Google Cloud Professional Machine Learning Engineer — Question 280
You work for a hospital. You received approval to collect the necessary patient data, and you trained a Vertex AI tabular AutoML model that calculates patients' risk score for hospital admission. You deployed the model. However, you're concerned that patient demographics might change over time and alter the feature interactions and impact prediction accuracy. You want to be alerted if feature interactions change, and you want to understand the importance of the features for the predictions. You want your alerting approach to minimize cost. What should you do?
Answer options
- A. Create a feature drift monitoring job. Set the sampling rate to 1 and the monitoring frequency to weekly.
- B. Create a feature drift monitoring job. Set the sampling rate to 0.1 and the monitoring frequency to weekly.
- C. Create a feature attribution drift monitoring job. Set the sampling rate to 1 and the monitoring frequency to weekly.
- D. Create a feature attribution drift monitoring job.
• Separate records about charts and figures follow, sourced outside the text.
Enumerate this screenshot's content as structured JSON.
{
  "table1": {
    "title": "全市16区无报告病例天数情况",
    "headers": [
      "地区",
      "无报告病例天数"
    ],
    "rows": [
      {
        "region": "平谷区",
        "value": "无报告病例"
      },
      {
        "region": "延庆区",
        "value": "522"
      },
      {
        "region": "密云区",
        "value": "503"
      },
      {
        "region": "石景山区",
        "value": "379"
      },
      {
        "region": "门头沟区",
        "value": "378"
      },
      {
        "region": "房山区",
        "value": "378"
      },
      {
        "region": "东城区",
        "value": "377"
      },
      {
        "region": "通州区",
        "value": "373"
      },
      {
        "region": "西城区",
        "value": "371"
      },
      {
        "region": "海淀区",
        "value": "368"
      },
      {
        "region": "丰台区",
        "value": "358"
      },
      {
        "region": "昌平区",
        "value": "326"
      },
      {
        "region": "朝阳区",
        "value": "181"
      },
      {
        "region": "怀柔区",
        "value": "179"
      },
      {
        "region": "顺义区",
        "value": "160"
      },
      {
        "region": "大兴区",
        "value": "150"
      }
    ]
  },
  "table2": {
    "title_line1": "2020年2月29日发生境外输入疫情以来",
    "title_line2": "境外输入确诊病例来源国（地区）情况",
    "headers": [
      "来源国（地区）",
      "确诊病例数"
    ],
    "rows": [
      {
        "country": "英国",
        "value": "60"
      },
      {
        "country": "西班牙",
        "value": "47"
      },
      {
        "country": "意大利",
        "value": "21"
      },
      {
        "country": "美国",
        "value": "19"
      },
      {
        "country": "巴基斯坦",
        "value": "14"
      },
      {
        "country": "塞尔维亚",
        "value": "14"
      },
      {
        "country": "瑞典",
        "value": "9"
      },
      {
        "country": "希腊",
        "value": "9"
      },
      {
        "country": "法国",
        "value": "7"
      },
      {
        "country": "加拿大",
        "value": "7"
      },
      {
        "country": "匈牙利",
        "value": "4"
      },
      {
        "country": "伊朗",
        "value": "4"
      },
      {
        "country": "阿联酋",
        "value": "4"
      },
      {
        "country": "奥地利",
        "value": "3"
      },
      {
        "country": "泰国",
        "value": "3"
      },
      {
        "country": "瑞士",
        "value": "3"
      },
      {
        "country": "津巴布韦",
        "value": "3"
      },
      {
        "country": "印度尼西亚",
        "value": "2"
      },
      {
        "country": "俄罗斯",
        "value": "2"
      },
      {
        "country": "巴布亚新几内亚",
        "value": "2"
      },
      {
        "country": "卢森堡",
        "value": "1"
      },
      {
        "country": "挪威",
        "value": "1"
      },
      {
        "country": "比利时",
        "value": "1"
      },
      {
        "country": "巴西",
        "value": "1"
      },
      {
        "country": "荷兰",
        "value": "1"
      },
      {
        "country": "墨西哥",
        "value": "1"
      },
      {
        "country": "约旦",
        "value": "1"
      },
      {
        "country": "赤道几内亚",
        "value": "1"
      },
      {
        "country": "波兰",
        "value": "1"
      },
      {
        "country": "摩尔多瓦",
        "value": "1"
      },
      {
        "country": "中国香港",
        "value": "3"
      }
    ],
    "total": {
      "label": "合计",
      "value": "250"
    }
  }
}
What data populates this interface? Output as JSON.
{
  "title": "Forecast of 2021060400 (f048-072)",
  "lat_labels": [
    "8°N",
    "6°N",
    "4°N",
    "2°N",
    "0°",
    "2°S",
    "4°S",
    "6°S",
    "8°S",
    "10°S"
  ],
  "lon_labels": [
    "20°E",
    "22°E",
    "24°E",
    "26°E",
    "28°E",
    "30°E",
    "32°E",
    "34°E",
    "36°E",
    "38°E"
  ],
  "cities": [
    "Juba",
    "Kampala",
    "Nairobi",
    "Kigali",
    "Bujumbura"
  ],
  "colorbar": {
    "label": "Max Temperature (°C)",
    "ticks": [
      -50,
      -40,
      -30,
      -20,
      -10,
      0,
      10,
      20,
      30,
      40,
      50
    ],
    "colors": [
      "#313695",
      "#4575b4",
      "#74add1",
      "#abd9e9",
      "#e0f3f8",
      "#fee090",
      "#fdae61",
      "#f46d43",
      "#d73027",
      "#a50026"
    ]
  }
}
Set the sampling rate to 0.1 and the monitoring frequency to weekly.
Correct answer: D
Explanation
The correct answer is D because creating a feature attribution drift monitoring job allows you to track changes in feature importance over time, which is crucial for understanding prediction accuracy as demographics shift. By setting the sampling rate to 0.1, you can minimize costs while still gaining valuable insights. Options A and B focus on feature drift without assessing the importance of features, and option C uses a higher sampling rate, which may lead to unnecessary costs.